The victorious Parliament set about selling the episcopal estates in 1650, to which end they were first carefully surveyed. In Shipton, the five parliamentary commissioners found 40 acres of arable land in the common fields, 25 acres of wood, that is half Stockley coppice, and 14 acres of pasture and meadow, together with the Parsonage house, barns and outhouses valued at £35. The tithes of grain, hay and wool in the parish, ‘which parish doth comprehend the several villages or tithings of Shipton, Milton, Lyneham, Leafield, Ramsden, Langley and part of Ascot’ were worth £303. Dr Fox, doctor of physic of Fetter Lane, London, leased the estate from Dr Zouch for £50 per annum. The vicar’s income was estimated at £40.00 (6)
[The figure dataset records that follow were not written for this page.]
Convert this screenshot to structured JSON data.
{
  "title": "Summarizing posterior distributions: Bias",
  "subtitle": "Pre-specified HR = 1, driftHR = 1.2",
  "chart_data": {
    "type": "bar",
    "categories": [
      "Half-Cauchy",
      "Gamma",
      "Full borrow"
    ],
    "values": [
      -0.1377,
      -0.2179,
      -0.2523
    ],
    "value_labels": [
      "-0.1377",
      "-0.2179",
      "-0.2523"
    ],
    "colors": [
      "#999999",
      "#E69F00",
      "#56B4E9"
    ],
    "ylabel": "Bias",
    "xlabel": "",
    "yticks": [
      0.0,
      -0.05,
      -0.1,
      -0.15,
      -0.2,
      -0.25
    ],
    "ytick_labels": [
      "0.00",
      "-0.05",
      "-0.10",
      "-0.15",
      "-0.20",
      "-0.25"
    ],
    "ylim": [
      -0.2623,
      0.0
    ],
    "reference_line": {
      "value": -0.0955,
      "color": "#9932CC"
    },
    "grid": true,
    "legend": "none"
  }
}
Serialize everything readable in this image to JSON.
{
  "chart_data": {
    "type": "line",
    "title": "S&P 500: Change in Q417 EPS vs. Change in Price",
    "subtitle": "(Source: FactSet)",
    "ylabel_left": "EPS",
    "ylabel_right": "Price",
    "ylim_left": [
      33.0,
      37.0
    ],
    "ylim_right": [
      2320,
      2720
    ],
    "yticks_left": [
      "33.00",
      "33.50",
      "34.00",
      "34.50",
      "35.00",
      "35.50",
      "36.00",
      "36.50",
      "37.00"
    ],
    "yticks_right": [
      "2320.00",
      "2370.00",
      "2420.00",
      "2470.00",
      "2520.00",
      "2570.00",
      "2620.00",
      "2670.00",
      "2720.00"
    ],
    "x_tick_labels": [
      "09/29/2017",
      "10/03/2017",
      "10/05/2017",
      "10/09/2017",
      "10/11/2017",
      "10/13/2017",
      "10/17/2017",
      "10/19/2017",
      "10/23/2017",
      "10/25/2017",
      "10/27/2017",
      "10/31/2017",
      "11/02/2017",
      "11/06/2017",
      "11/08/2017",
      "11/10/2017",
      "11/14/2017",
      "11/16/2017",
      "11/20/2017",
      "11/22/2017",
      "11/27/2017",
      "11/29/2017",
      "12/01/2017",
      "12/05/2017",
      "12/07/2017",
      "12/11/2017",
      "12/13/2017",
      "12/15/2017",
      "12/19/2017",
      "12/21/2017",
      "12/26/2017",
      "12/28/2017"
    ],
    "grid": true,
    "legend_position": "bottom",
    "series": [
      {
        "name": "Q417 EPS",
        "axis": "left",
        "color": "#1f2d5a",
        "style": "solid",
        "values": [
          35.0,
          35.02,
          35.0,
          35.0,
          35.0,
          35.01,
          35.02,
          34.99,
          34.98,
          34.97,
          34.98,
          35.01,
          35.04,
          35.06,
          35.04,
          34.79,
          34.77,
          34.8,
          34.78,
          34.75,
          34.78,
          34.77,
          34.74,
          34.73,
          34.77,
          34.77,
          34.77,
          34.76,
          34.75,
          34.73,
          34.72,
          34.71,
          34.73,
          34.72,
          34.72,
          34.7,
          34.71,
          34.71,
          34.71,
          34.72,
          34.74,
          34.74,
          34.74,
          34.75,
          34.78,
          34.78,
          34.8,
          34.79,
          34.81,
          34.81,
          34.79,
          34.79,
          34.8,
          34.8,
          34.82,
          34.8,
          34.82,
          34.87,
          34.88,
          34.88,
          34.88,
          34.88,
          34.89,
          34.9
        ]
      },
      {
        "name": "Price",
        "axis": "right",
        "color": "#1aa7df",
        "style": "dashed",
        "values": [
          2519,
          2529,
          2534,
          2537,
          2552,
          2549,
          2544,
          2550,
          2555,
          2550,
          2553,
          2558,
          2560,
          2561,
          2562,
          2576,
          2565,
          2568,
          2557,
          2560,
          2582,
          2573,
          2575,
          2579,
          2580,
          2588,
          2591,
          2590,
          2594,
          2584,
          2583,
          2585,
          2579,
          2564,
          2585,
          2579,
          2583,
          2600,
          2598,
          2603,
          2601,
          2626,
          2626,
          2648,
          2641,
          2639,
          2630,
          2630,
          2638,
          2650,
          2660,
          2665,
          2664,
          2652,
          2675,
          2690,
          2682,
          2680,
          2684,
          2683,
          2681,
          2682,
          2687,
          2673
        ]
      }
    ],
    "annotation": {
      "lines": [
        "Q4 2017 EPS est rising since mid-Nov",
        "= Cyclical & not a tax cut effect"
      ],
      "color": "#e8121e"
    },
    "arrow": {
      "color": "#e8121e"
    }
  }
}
After the Restoration of Charles II in 1660 the Bishop. Dean and Chapter of Salisbury recovered their Shipton estate. In 1661 a new lease was made by the Regius Professor, now Dr Giles Sweit, with James Stocke of Waltham Abbey, yeoman. (7) All the routine expenses, including forty shillings ‘stall wages’, were to be met by the lessee. There was an interesting obligation of hospitality which was also passed on from the prebendary to the lessee. Every Sunday and festival day. James Stocke

‘…. shall invite and entertain and have to his Table att Dinner and supper two couple of honest and neediest persons being dwellers in the said parish, allowing them sufficient Meat and Drink for their Relief to the Intent good hospitality may be kept and maintained within the said Mansion place.

Was this medieval tradition actually observed?  

References 

1 S.R. Gardiner, History o f England 1603-1642 ii, 251.  

2 Bodleian Library/WPg/10/1.  

3 Bodleian Library/Tanner MS 143 f. 103.  

4 Oxfordshire Archives/Misc. Winch.1/1.  

5 Oxfordshire Archives/Misc. Su. XLII/1.  

6 Oxfordshire Archives/Gen.XXV/ii/1.  

7 Oxfordshire Archives/Misc.Winch.I/1.